Uma das mais profundas graças divinas do nosso tempo é que existem muitas iniciativas de diálogo e de busca de unidade entre as diferentes Igrejas. Uma das mais importantes é a Semana de oração pela unidade dos cristãos. A cada ano, no hemisfério norte, em janeiro e no sul do mundo, nos dias que antecedem a festa de Pentecostes, várias Igrejas consagram uma semana à oração e ao diálogo pela unidade dos cristãos. Isso ocorrerá nesta semana e, em todo o Brasil, contará com cultos ecumênicos, encontros de oração e iniciativas de diálogo entre as Igrejas. A cada ano, uma federação local de Igrejas escolhe um tema comum. Em geral, estes temas têm sido propostos por Igrejas do mundo dos pobres. Neste ano, o tema escolhido vem da descrição que a Bíblia faz da primeira comunidade cristã em Jerusalém: “Unidos no ensinamento dos apóstolos, na comunhão fraterna, na fração do pão e nas orações” (At 2, 42).
Mais do que uma descrição da realidade, a unidade da primeira comunidade cristã é uma proposta de vida e um objetivo a ser alcançado por todas as Igrejas. Sempre que se conseguiu atingir este ideal, foi em meio à grande diversidade de culturas e de formas de expressar a fé. No tempo do Novo Testamento, uma parte das comunidades cristãs era de pessoas vindas do Judaísmo, marcadas pela tradição judaica. Na mesma comunidade, havia irmãos e irmãs convertidos de cultos orientais e do mundo cultural grego.

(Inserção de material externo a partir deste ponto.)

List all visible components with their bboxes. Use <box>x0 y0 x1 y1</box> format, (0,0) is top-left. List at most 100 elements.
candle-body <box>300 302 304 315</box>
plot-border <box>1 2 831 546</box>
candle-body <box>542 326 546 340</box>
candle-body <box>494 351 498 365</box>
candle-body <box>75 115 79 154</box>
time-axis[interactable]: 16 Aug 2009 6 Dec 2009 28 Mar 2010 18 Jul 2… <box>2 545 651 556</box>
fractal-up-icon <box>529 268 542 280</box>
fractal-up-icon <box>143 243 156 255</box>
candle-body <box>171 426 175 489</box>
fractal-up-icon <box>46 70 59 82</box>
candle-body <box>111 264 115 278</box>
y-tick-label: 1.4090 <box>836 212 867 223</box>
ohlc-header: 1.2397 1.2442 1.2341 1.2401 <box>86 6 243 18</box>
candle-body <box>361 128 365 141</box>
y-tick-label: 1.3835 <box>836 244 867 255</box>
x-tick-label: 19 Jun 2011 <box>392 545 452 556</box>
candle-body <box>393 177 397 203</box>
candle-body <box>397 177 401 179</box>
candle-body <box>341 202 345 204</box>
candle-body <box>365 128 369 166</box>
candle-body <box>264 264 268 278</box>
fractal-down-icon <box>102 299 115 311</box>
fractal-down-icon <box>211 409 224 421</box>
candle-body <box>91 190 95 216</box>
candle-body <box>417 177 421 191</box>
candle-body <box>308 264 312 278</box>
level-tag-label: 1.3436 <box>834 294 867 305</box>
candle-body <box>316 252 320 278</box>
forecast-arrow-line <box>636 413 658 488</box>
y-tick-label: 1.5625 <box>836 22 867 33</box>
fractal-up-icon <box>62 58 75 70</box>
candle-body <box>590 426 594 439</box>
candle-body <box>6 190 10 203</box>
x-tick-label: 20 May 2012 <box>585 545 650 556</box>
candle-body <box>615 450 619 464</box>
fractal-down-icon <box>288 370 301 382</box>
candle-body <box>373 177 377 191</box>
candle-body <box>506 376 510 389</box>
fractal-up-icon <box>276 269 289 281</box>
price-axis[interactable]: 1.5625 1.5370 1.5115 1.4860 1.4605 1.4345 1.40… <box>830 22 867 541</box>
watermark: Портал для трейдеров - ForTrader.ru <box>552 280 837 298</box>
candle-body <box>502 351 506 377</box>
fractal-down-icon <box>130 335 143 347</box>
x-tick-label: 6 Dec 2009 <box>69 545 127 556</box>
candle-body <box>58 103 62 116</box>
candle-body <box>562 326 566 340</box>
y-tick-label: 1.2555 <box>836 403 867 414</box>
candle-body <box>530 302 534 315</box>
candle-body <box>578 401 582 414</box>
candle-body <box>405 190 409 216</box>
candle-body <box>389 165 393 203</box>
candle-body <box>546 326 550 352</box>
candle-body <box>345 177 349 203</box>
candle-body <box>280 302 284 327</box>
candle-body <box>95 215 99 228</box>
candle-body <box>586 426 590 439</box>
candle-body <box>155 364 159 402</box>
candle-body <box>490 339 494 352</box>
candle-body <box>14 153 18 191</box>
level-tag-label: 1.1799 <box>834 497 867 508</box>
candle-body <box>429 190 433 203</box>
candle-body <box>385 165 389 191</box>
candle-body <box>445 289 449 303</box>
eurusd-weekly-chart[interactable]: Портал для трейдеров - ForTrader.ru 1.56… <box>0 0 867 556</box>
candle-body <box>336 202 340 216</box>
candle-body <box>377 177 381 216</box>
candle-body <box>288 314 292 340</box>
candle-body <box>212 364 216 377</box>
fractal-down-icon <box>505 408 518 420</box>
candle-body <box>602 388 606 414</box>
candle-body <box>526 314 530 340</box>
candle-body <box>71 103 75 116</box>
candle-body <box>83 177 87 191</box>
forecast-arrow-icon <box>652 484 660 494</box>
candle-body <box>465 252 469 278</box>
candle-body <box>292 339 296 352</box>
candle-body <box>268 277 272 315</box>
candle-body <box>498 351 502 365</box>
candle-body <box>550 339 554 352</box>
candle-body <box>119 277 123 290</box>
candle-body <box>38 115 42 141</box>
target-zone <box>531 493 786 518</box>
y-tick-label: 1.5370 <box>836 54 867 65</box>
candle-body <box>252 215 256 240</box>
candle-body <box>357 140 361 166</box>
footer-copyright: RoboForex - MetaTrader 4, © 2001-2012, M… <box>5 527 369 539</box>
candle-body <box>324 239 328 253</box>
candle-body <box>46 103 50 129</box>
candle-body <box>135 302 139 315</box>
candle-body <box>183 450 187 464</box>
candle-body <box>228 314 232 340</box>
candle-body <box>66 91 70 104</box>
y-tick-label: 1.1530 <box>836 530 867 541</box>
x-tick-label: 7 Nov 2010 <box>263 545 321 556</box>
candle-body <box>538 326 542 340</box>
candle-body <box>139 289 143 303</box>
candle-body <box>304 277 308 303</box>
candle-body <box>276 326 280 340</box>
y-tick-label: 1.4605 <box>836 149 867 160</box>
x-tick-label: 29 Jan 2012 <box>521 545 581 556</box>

Mesmo a partir desta diversidade cultural e teológica, havia uma unidade de fé e ação. Conforme o livro dos Atos dos Apóstolos, esta unidade deve se basear no ensinamento que os discípulos receberam de Jesus, na comunhão da vida, na repartição do alimento e nas orações em comum.
Este ensinamento dos apóstolos se concretiza através do testemunho dos irmãos e irmãs que viram Jesus ressuscitado, presente na comunidade. O mais importante sinal desta presença divina é a “partilha do pão”, a Eucaristia, sinal eficaz da presença de Jesus ressuscitado entre nós e profecia de uma comunidade humana baseada na fraternidade e na partilha da vida e dos bens.
Hoje, “unir-se em torno do ensinamento dos apóstolos” chama as Igrejas a se constituírem como Igrejas pascais, abertas à missão e capazes de dialogar com o mundo atual. A comunhão fraterna e a repartição do pão recordam que a vocação da Igreja cristã é ser profecia de um mundo novo e de partilha.
A unidade dos cristãos não é um projeto apenas eclesiástico. Deseja unir as comunidades que crêem em Cristo no serviço solidário para construirmos juntos um mundo de comunhão e de paz. Afinal, segundo o evangelho, na véspera de sua paixão, Jesus orou ao Pai: “que todas as pessoas que crêem em mim sejam unidas, como Eu e Tu somos Um, para que o mundo possa crer que Tu me enviaste” (Jo 17, 19). Nestes dias em que oramos especialmente para que o Pai derrame sobre nós e sobre o mundo os dons do seu Espírito, é importante que a nossa arquidiocese se apresente como uma Igreja acolhedora e aberta ao diálogo e à colaboração com todos pela paz e pela justiça no mundo.